I don't think it handles IBM formatted disks. You can use it with you have an FDC that does some handling for you. Problem is that those disks are practically 'punchcards-on-disk' for mainframes, not PC-based at all. Oddly enough, it does know about paper tape.

Then again, OmniDisk can't autodetect it initially either, so perhaps the whole concept of reading mainframe formatted disks and mainframe encoded data on a non-mainframe system was rather problematic anyway.


It does, IBM format is the most basic floppy standard (same for ASCII and EBCDIC). I watched the video again- they did use ImageDisk for the bulk of the transfer- you can see it flashed a few times (13:46 is one point). It's the mostly blue screen with the red bar on the top.


Re-watching the video and re-reading the comments, this makes sense. I probably was too focused on the subtitles I had on.

It is pretty interesting that while older formats can be somewhat obscure these days, because the format was much simpler it can be 'understood' by one person much easier.
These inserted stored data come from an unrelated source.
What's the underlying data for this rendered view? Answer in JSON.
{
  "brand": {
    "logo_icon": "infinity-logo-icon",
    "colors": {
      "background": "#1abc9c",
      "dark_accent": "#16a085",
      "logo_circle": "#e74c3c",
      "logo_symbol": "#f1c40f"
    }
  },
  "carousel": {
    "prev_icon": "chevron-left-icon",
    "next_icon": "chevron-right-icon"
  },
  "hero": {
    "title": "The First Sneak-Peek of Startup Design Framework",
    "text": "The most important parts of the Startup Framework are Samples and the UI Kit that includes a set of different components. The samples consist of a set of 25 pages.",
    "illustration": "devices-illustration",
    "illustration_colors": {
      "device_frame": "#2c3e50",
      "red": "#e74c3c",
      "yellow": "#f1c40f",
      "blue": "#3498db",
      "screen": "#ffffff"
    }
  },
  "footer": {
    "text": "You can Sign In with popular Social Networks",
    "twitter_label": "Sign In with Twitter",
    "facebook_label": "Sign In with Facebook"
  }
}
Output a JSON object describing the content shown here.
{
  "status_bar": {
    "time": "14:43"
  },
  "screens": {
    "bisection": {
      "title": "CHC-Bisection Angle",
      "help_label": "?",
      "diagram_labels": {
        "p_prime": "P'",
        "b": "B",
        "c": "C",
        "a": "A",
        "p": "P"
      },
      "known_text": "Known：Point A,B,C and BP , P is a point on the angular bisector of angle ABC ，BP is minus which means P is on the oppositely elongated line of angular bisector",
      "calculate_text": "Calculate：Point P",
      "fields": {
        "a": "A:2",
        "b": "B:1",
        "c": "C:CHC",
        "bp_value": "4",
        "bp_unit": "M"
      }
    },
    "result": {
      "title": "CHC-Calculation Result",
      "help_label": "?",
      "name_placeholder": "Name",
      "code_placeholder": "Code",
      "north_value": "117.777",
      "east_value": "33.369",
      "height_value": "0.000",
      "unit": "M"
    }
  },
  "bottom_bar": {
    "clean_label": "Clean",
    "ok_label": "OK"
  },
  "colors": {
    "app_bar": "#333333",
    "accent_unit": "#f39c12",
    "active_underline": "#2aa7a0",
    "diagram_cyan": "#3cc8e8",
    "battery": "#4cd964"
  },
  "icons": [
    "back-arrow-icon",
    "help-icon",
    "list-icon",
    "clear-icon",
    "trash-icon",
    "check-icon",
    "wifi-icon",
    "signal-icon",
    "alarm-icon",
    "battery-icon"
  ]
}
Part 1 for a more detailed introduction to the situation: https://www.youtube.com/watch?v=MPOYHQTMnf8


If you haven't seen this already, CuriousMarc has also done this awesome series on the restoration of an original AGC - Apollo Guidance Computer last year.

https://www.youtube.com/watch?v=2KSahAoOLdU&list=PL-_93BVApb...

And then there are real treats such as the restoration of a Teletype 33 ASR:

https://www.youtube.com/watch?v=QzfjT1mCRww&list=PL-_93BVApb...

Or them trying to get Fortran to compile on an IBM 1401 Mainframe dated 1959. https://www.youtube.com/watch?v=uFQ3sajIdaM


This skewers the notion that old programmers were honed and refined by their resource constraints. Whoever wrote these files was using a slow, expensive physical format and wasting virtually all of it on padding.


All data was typed in by hand, and the entire dataset fit into a few boxes. Resources were never an issue, so why optimize for them?


I think there's a practical difference between a folder full of data and a wheelbarrow full of data.


About six years ago I found several 8" floppies for the 1970s Ohio Scientific system. These had been in storage since the late 1980s and contained games and utilities. One disk label was dated 1/31/1979.

I sent them to the author of the OSI emulator and I believe all but one of them were fully readable and dumped for emulation.